This project is an example compiler frontend for a straightforward, statically-typed, functional language called Flub (functional Blub). It should illustrate an architecture for "real-world" language demands (ranges, error reporting, actual versus expected, etc.) while still being readable over a weekend.
Flub is syntactically a mashup between ML, Scala, and Haskell. It supports parametric polymorphism, higher-kinded types, type-in-type, recursive-let, and not much else.
First, run the build:
spago build
Output formatted core:
node index.js example.flub
Normalize the "module" (the last declared expression):
node index.js example.flub -n
The lexer parses the non-recursive syntax (tokens). Lexical parsing is generally very straightforward, but is where the majority of parsing time is spent. Separating the language parser from the lexer, while optimizing the lexer, is a great way to improve overall parsing performance.
This lexer is not optimized, but illustrates how one can implement a lazy token stream with accurate source annotations for tokens. Lazy token streams have a nice property of only parsing on demand, while also sharing work if the language parser must backtrack.

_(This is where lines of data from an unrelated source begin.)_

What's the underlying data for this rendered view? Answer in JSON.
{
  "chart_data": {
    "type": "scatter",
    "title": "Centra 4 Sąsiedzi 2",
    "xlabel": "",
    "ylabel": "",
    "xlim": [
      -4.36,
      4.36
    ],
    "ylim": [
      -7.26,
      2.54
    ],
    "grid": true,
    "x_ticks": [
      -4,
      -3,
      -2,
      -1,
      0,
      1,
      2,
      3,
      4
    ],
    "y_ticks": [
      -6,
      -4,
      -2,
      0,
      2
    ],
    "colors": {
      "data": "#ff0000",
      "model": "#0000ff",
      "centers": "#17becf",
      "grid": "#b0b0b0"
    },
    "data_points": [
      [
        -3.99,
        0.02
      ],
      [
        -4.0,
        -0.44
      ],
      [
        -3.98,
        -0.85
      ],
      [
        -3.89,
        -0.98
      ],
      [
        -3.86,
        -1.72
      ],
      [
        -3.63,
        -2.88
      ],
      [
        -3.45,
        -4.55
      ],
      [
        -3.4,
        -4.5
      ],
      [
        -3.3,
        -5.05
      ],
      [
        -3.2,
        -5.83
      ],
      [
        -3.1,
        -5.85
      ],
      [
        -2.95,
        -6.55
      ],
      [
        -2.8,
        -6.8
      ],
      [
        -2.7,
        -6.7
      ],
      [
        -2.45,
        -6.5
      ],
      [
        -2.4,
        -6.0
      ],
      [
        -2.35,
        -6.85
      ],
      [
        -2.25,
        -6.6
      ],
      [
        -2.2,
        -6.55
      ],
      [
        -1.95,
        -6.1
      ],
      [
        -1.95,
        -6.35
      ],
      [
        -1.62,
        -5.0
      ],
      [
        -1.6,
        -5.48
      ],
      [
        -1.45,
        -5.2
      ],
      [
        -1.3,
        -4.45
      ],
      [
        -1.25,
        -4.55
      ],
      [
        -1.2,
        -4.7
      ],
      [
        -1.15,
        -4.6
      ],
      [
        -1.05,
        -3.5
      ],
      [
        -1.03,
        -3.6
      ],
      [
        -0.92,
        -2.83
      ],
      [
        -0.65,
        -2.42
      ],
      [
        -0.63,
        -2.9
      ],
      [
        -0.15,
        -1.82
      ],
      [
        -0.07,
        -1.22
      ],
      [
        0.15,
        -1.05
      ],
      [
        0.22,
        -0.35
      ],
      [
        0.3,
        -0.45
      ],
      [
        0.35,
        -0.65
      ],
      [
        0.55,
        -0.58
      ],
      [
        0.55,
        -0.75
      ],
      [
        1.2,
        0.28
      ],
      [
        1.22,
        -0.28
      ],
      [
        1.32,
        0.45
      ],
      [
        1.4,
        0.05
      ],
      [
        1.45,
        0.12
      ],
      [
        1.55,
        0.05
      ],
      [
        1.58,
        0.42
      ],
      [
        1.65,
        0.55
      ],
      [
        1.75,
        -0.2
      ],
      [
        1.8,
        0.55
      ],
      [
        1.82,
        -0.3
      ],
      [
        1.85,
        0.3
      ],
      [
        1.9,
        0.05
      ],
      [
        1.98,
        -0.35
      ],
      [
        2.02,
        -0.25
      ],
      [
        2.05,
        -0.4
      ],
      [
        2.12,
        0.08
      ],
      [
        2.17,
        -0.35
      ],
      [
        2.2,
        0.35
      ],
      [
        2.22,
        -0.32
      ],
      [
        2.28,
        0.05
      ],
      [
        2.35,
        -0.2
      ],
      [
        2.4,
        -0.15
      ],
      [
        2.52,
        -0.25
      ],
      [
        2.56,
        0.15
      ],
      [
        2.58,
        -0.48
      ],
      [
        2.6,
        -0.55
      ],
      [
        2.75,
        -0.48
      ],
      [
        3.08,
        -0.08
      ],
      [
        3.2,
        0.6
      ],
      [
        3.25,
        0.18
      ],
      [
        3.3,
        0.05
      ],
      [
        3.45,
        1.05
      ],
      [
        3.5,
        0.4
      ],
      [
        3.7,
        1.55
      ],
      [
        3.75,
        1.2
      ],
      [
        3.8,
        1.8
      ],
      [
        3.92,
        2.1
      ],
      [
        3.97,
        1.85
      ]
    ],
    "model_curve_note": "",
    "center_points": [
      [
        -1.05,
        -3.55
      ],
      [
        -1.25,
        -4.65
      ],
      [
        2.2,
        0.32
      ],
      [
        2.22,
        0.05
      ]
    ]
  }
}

The syntax tree is the concrete language syntax. Every token is represented in the tree, and every token is annotated with positions, comments, and whitespace. This means our original source is fully represented in this tree, and can be printed back out exactly. This is a nice property since it means we can implement transformations on input syntax while potentially retaining the original formatting.
The elaborator takes the concrete syntax, and transforms it into an internal core language (known as System Fω). In Core, all polymorphism is represented as explicit type-abstractions and type-applications. Additionally, every term and argument is assigned an explicit type. Unification variables are used to track unknown types, which we later solve as part of type-checking.
While elaborating into Core, we also emit type-checking constraints, which assert equalities between types. At specific points, we will then invoke the solver, which processes these constraints and yields a substitution (solutions) for our unknowns. Applying the substitution will yield Core without any unknowns.
The solver takes pending equality constraints from the elaborator and attempts to solve them one-by-one through a process called unification. Unification walks structurally over the two operands, and when a unification variable meets some other type, records it as a solution. Types that are not equivalent result in an error.
Normalization reduces a term until it can't be reduced anymore. Generally, System F is strongly normalizing (always reduces in finite time), but because we allow recursive bindings, it's possible for normalization to loop forever.
In this implementation, it's done through a process called normalization-by-evaluation. Terms are evaluated against their closure environment, and then syntax is reifed from that environment.
It's always nice to see our output in a human-readable manner. The most confusing part about pretty-printing is handling fixity and precedence such that parentheses are inserted in the appropriate places.
There are many ways to tackle this problem, but one of the more straightforward ways is through an intermediate data structure that annotates syntax with its fixity.